James Webb Uzay Teleskobunu Kullanarak Uzaylı Yaşamıyla İlgili İpuçları Bulmanın Yollarını Açıklıyoruz

Güneşimiz dışındaki yıldızların yörüngesindeki dünyalar olan ötegezegenlerin incelenmesi şu anda yeni James Webb Uzay Teleskobu (JWST) tarafından yürütülmekte. Güneş sistemimizin ötesinde, potansiyel olarak Dünya benzeri gezegenlerdeki koşullara ilişkin ilk çıkarımlarımız Webb teleskobu sayesinde yavaş yavaş oluşuyor. Bu uzak dünyalardan biri uzaylı yaşama ev sahipliği yapıyor olabilir. Peki bu gezegenlerde yeşermiş olabilecek yaşamı nelere bakarak tespit edebiliriz? Biz de bu yazımızda bu konudan bahsediyoruz.

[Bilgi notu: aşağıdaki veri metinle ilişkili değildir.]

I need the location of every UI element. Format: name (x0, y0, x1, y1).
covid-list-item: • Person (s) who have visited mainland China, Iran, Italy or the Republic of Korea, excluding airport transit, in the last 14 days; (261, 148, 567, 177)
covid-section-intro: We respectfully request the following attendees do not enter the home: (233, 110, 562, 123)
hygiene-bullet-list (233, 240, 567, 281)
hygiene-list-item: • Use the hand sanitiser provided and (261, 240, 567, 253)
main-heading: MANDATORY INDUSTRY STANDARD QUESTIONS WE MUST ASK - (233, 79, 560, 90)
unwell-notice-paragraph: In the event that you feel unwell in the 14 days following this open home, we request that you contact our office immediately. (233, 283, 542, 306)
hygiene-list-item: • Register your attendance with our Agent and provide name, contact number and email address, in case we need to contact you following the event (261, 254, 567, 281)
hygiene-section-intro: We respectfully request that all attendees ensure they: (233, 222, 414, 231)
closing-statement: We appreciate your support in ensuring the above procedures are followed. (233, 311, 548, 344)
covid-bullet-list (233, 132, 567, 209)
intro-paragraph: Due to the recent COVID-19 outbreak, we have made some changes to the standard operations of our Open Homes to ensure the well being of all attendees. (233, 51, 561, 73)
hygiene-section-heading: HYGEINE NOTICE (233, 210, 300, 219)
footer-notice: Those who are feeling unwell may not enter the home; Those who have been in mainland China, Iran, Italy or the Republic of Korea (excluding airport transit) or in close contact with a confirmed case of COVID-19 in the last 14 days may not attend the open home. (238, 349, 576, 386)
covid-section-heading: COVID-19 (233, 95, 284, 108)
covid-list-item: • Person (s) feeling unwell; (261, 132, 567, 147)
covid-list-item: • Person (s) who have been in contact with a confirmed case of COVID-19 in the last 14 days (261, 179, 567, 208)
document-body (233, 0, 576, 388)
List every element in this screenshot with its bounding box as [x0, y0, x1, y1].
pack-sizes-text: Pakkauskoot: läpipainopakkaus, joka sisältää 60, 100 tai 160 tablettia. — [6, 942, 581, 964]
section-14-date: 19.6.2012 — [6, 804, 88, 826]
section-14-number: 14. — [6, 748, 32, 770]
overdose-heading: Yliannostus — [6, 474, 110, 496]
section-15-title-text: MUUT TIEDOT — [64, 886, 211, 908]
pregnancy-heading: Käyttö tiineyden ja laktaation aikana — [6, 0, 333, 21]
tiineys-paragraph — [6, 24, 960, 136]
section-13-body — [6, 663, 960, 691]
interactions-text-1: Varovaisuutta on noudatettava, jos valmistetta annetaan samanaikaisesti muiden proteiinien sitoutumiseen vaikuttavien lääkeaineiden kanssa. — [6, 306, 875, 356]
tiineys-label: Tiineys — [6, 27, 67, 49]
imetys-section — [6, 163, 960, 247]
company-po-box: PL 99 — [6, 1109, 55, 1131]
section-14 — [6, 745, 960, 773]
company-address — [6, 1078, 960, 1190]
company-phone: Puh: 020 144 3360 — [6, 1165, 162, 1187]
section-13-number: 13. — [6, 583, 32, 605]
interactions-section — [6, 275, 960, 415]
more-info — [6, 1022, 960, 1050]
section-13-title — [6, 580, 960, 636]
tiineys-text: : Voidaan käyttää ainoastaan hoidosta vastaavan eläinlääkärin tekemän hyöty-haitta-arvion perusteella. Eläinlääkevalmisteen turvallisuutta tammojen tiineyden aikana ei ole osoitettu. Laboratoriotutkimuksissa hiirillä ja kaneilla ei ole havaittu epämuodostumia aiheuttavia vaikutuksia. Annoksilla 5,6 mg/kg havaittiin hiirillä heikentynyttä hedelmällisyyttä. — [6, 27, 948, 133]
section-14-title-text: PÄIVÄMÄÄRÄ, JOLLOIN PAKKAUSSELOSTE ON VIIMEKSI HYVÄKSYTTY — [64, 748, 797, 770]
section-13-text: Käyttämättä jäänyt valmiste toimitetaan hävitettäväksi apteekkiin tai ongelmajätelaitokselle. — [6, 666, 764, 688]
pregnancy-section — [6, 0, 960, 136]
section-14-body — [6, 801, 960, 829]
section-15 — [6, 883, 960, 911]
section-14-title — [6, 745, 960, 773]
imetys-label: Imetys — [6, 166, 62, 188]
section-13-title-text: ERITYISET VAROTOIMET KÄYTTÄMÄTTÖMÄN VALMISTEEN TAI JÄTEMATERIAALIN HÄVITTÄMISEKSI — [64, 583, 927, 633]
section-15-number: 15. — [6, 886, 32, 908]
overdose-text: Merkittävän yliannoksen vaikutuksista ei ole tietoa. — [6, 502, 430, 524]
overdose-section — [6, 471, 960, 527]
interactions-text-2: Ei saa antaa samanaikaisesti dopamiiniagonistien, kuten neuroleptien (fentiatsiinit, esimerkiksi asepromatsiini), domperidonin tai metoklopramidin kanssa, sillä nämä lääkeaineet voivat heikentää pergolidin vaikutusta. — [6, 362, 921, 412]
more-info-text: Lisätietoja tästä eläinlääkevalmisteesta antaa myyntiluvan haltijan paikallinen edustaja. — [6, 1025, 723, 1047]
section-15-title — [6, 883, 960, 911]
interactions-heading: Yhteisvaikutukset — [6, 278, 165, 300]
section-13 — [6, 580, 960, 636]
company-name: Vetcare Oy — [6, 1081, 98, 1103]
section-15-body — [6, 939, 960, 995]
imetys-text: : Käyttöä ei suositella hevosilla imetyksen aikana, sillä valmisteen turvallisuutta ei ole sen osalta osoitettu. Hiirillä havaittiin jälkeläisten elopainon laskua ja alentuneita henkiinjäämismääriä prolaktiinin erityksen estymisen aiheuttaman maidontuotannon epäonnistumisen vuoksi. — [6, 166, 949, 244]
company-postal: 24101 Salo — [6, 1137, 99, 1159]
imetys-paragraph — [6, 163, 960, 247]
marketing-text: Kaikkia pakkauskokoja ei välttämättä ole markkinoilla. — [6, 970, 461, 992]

1. Oksijen ve ozon seviyeleri.

Oksijen muhtemelen en belirgin biyolojik imzadır. Bitkiler oksijeni üretir, biz tüketiriz ve kaya kayıtları, yaşam geliştikçe Dünya'nın atmosferindeki O2 seviyelerinin çarpıcı biçimde değiştiğini gösterir. Soluduğumuz oksijen, birbirine yapışmış iki oksijen atomu olan O2'dir. Ancak başka bir oksijen konfigürasyonu olan O3 de (ozon) JWST ile gözlemlenebilir. Peki bu gazlardan birini veya her ikisini tespit edersek ne olacak? Büyük miktarda atmosferik oksijen üretebilecek başka bir senaryo, “kaçak sera etkisi” yaşayan bir gezegen olabilir. Bir gezegen okyanusları buharlaşacak kadar sıcak olduğunda, atmosferde ortaya çıkan su buharı bir geri besleme döngüsüne girer ve bir sera etkisine katkıda bulunur; gezegen yaşamla uyumlu olmayan seviyelere kadar ısınır. Sonunda gezegen, su moleküllerinin hidrojen ve oksijene ayrılması için yeterince ısınır. Hidrojen molekülleri hafiftir ve gezegenin yerçekiminden kolayca kaçmak için yeterince hızlı hareket edebilirler. Ancak daha ağır olan O2, tespit edilmeye ve gökbilimcileri kandırmaya hazır olarak gezegende kalma eğilimindedir.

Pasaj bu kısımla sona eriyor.